Dans les sondages NORC et YouGov, les militaires interrogés sont plus susceptibles d’exprimer une opinion sur les questions concernant le retrait des troupes que les civils. Dans le sondage YouGov, cette augmentation du taux de réponse militaire s’est traduite par un soutien plus élevé des deux côtés du spectre sur la question du retrait: augmentation et maintien des troupes, ainsi que retrait des troupes au cours de l’année prochaine (mais pas pour la diminution des effectifs des troupes). Les militaires interrogés étaient également plus susceptibles de répondre lorsqu’ils étaient interrogés sur leur opinion sur l’autorisation présidentielle hypothétique d’un retrait. Ce taux de réponse accru correspond à une augmentation du soutien militaire au retrait sous autorisation présidentielle par rapport au grand public.

Les opinions des militaires sont partagées sur le retrait d’Afghanistan, en fonction de leurs expériences. Selon le sondage NORC, 40% des anciens combattants qui ont servi avant le 11 septembre étaient en faveur de la réduction des troupes et 32% s’y sont opposés. Pourtant, 54% de ceux qui ont servi après le 11 septembre étaient en faveur des réductions et 29% s’y sont opposés. Il n’est peut-être pas surprenant que les vétérans des guerres de l’après-11 septembre soient plus fatigués de ces guerres.
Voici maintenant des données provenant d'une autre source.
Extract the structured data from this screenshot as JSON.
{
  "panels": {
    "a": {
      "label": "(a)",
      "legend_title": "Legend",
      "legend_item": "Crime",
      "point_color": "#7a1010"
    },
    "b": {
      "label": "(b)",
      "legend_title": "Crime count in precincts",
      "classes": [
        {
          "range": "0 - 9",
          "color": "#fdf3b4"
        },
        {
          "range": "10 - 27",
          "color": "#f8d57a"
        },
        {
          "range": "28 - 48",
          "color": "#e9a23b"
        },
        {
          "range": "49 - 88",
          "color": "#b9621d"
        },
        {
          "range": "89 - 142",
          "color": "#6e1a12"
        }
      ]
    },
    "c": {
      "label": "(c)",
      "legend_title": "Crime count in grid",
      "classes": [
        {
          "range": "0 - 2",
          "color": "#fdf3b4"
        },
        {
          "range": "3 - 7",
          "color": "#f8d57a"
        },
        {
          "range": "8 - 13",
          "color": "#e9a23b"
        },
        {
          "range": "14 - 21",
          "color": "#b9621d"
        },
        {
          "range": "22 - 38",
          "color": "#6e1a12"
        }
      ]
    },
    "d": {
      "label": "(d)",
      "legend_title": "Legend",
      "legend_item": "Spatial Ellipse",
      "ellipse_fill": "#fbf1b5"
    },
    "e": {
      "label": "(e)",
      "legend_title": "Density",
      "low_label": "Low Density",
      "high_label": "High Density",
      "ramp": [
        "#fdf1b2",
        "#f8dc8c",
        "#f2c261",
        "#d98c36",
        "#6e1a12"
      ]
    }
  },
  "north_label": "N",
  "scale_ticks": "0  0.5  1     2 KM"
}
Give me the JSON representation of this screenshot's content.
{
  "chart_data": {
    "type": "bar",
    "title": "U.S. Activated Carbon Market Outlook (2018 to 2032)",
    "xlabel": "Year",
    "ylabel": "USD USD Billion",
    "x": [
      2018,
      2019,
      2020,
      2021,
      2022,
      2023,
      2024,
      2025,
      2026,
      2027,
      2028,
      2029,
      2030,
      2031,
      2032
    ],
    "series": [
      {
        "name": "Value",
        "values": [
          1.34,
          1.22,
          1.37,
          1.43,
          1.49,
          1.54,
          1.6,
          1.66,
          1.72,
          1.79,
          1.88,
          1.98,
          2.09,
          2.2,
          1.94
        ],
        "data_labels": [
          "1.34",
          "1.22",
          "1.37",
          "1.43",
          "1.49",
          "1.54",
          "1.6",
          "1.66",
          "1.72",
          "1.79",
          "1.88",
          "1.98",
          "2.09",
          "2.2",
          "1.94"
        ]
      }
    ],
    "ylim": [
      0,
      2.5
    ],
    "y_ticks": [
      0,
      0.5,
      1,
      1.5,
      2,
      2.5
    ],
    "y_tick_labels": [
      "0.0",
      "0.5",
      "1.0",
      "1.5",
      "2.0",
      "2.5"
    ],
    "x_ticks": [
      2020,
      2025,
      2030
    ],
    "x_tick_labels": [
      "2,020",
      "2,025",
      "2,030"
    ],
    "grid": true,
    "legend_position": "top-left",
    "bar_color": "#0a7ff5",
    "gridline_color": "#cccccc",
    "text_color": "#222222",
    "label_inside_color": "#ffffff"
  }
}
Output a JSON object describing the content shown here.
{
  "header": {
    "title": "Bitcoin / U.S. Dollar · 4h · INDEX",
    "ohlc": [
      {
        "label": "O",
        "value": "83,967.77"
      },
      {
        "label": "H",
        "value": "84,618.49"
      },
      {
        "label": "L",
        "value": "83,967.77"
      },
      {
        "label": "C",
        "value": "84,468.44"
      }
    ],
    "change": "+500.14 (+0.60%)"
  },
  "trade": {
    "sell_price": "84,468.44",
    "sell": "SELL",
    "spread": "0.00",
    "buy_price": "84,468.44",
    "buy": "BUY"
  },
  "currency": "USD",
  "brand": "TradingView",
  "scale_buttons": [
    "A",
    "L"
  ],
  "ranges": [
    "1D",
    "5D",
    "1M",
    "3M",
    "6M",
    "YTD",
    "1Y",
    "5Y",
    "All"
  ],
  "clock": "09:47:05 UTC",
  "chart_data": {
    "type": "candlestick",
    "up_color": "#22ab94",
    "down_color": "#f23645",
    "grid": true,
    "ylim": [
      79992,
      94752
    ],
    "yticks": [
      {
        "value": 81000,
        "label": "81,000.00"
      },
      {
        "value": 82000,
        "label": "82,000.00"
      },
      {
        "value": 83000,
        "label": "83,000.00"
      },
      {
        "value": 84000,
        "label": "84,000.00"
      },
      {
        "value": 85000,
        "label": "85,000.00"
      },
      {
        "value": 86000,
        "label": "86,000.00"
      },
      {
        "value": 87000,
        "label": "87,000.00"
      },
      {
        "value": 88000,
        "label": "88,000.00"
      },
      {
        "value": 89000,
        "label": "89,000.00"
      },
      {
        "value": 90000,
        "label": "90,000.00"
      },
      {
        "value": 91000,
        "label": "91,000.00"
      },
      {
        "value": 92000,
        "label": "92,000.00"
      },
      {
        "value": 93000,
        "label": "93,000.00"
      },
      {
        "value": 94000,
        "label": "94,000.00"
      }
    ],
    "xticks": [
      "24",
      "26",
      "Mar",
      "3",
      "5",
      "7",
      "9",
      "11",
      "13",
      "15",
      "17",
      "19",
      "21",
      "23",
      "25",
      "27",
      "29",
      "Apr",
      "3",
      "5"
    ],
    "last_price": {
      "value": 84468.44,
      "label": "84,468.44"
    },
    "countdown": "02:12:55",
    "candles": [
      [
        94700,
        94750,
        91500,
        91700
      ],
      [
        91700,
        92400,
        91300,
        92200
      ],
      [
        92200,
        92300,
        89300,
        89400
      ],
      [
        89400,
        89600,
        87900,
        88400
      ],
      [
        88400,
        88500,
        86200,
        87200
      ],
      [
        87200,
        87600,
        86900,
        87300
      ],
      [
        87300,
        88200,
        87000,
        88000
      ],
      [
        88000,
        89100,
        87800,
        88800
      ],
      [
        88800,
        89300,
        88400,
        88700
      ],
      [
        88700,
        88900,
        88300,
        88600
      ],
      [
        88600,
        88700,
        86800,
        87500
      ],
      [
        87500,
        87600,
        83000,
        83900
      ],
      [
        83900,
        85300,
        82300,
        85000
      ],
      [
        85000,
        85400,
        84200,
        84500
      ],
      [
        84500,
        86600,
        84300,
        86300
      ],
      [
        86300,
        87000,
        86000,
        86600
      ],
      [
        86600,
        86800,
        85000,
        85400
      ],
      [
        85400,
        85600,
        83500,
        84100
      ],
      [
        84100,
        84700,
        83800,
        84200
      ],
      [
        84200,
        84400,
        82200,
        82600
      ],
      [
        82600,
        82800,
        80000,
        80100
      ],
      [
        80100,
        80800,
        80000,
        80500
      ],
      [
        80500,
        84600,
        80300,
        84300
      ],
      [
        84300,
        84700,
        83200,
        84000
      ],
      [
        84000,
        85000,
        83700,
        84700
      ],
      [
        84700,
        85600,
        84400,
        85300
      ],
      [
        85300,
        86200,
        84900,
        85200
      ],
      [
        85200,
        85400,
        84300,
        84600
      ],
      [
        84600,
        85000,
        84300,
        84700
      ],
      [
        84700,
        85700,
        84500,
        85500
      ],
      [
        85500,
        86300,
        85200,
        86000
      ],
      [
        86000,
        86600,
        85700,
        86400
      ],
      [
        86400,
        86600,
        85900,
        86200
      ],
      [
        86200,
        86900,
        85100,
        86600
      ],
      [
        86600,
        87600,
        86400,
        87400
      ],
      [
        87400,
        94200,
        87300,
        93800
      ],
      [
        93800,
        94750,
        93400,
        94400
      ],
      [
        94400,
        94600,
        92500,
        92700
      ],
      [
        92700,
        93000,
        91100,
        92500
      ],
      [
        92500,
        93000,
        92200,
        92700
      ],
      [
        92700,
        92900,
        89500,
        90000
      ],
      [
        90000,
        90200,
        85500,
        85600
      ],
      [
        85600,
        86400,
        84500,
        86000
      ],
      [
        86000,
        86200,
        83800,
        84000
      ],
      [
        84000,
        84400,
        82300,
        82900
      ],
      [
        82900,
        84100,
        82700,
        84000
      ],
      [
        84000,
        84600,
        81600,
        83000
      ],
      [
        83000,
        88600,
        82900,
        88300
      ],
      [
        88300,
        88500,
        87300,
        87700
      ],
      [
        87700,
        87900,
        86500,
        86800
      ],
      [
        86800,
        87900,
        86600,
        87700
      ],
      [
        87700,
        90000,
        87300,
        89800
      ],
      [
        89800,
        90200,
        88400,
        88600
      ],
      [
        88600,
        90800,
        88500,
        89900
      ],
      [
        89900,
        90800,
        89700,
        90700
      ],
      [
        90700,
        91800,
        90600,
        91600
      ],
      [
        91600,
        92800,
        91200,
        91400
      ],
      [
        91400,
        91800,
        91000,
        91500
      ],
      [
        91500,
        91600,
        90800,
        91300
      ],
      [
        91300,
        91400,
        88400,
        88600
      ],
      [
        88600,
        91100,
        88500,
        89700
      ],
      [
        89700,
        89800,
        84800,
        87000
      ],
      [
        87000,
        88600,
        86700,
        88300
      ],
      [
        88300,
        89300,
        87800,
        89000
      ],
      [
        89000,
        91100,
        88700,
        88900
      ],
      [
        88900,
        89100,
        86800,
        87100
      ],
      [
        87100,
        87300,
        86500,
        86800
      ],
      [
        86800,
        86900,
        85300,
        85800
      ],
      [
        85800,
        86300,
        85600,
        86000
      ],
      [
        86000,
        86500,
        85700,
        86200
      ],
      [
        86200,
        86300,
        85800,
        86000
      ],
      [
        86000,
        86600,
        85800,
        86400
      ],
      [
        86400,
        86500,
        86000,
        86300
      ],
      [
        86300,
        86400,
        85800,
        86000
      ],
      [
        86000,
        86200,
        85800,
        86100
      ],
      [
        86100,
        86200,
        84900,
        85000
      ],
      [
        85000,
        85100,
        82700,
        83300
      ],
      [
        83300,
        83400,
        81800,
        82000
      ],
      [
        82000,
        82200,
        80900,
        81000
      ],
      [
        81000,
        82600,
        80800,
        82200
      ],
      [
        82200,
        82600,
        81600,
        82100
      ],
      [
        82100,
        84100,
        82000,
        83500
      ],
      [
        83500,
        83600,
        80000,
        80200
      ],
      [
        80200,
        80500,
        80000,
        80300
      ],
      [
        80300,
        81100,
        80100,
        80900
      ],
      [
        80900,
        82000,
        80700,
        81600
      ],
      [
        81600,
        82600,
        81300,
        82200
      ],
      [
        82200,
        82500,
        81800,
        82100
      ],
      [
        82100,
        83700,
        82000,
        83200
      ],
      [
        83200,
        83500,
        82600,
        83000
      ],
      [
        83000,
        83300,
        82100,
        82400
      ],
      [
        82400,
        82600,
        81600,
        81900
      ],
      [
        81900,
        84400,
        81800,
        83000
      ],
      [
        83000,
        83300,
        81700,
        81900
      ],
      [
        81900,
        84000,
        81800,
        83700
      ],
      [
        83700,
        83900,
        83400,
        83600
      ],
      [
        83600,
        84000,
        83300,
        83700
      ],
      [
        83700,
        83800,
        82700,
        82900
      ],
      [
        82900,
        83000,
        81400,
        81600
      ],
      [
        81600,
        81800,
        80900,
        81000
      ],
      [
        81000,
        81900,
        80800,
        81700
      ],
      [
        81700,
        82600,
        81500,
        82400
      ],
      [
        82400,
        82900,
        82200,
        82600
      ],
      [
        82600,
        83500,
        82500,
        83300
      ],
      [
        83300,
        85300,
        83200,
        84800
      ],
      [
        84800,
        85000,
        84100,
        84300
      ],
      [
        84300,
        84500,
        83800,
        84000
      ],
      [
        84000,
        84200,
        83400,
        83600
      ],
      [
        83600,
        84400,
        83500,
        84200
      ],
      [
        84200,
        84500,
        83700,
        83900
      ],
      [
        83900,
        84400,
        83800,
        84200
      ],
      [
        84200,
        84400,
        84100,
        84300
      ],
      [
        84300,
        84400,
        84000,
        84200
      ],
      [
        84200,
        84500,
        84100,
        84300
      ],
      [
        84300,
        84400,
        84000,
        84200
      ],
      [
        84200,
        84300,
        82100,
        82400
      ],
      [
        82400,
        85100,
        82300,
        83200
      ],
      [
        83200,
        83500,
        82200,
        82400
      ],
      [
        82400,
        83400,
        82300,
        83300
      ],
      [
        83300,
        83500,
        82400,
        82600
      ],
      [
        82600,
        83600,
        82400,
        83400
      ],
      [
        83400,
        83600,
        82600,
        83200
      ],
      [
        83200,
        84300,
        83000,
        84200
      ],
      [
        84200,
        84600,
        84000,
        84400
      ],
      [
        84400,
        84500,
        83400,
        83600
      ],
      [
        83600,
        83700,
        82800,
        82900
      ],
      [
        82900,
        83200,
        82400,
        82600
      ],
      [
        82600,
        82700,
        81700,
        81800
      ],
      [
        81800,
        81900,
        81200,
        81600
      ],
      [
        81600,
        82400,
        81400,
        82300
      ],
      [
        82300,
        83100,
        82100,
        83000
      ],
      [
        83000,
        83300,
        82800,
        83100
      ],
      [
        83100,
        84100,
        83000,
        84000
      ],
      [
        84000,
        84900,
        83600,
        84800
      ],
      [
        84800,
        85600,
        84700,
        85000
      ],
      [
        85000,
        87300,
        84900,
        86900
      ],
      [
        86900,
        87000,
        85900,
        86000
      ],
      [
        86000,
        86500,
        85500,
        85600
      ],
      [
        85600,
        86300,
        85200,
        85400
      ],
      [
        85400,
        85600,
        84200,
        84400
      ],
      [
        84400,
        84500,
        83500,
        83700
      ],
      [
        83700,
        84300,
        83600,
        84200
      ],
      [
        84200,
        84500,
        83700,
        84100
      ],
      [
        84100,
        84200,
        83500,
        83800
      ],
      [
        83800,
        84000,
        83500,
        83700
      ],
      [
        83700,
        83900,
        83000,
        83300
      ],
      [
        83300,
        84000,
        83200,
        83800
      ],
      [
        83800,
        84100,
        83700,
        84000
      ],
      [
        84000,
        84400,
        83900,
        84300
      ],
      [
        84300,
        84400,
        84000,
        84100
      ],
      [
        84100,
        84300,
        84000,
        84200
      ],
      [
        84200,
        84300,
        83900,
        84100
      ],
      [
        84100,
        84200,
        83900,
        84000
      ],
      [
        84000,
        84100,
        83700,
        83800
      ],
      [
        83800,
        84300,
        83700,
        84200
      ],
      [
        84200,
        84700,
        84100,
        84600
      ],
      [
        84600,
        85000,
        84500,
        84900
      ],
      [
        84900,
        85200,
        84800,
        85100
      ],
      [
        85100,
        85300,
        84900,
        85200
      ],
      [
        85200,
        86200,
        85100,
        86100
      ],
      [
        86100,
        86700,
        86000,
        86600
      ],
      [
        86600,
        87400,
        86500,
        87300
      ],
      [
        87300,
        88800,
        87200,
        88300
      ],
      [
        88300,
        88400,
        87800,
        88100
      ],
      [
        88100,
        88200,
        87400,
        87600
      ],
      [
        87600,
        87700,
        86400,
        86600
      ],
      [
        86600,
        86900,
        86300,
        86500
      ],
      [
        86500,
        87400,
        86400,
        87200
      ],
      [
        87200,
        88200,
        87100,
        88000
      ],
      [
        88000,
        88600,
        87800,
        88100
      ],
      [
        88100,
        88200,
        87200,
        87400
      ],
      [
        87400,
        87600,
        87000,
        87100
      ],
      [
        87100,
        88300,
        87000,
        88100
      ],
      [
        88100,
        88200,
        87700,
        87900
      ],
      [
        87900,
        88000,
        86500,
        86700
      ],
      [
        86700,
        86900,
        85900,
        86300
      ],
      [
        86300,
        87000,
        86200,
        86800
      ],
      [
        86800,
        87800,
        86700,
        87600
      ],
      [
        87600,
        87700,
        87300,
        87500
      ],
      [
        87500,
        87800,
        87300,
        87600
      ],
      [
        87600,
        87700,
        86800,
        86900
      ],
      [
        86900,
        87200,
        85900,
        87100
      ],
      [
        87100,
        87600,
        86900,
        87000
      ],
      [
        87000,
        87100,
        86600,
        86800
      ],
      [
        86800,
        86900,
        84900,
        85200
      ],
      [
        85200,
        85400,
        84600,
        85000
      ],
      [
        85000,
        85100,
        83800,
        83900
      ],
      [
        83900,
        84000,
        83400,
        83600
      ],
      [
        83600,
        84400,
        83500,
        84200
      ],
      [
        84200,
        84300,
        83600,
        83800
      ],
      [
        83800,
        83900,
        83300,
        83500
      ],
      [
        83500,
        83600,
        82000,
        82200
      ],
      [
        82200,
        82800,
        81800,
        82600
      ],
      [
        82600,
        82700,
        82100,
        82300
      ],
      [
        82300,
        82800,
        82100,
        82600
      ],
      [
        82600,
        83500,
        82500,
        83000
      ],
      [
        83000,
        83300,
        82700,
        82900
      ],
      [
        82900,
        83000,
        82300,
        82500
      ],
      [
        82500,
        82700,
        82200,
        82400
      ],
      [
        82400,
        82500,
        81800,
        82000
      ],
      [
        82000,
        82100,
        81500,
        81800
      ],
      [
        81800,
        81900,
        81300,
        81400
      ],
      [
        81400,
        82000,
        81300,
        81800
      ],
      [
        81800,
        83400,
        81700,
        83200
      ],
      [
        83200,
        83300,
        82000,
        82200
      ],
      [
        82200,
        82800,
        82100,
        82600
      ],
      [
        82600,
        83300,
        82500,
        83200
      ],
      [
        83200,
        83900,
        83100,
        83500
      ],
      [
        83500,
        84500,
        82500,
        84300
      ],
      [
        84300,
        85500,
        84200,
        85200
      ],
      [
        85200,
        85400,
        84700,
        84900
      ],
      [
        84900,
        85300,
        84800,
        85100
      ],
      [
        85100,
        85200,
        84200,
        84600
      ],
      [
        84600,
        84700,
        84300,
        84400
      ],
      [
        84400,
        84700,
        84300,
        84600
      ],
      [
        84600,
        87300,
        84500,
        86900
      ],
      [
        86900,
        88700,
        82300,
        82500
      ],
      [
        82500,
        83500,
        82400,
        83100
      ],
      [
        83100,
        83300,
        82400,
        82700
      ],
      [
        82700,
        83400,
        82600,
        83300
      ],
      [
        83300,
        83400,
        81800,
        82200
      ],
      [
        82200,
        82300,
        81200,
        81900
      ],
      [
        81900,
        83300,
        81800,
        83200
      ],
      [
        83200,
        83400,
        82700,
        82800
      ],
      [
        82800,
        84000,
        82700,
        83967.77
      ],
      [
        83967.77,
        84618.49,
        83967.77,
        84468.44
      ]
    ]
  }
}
Le sondage YouGov 2018 révèle des différences notables entre les anciens combattants âgés de 25 à 34 ans et ceux qui sont plus âgés. La pluralité du groupe plus jeune a soutenu le maintien des niveaux de troupes pour l’année suivante, tandis que le groupe plus âgé était réparti à peu près également entre toutes les options – augmenter, maintenir, diminuer et retirer toutes les troupes. Le groupe d’âge plus jeune est également beaucoup moins susceptible de favoriser le retrait de toutes les troupes l’année prochaine par rapport aux groupes plus âgés: neuf pour cent du groupe plus jeune ont exprimé le désir de retirer toutes les troupes en 12 mois, contre environ 30% du groupe plus âgé.

Le public américain n’est pas sûr des prochaines étapes à franchir en Afghanistan, et pour une bonne raison: la décision est très difficile, avec des inconvénients à la fois de rester et de partir. Le public semble être en partie ambivalent, en partie divisé sur la bonne marche à suivre. Les groupes d’anciens combattants sont également divisés sur la bonne décision politique. Ce qui est clair, c’est que le refrain commun dans les débats politiques selon lequel «les Américains veulent sortir» n’est pas exact et ne devrait pas être présenté comme la force motrice des efforts de retrait d’Afghanistan.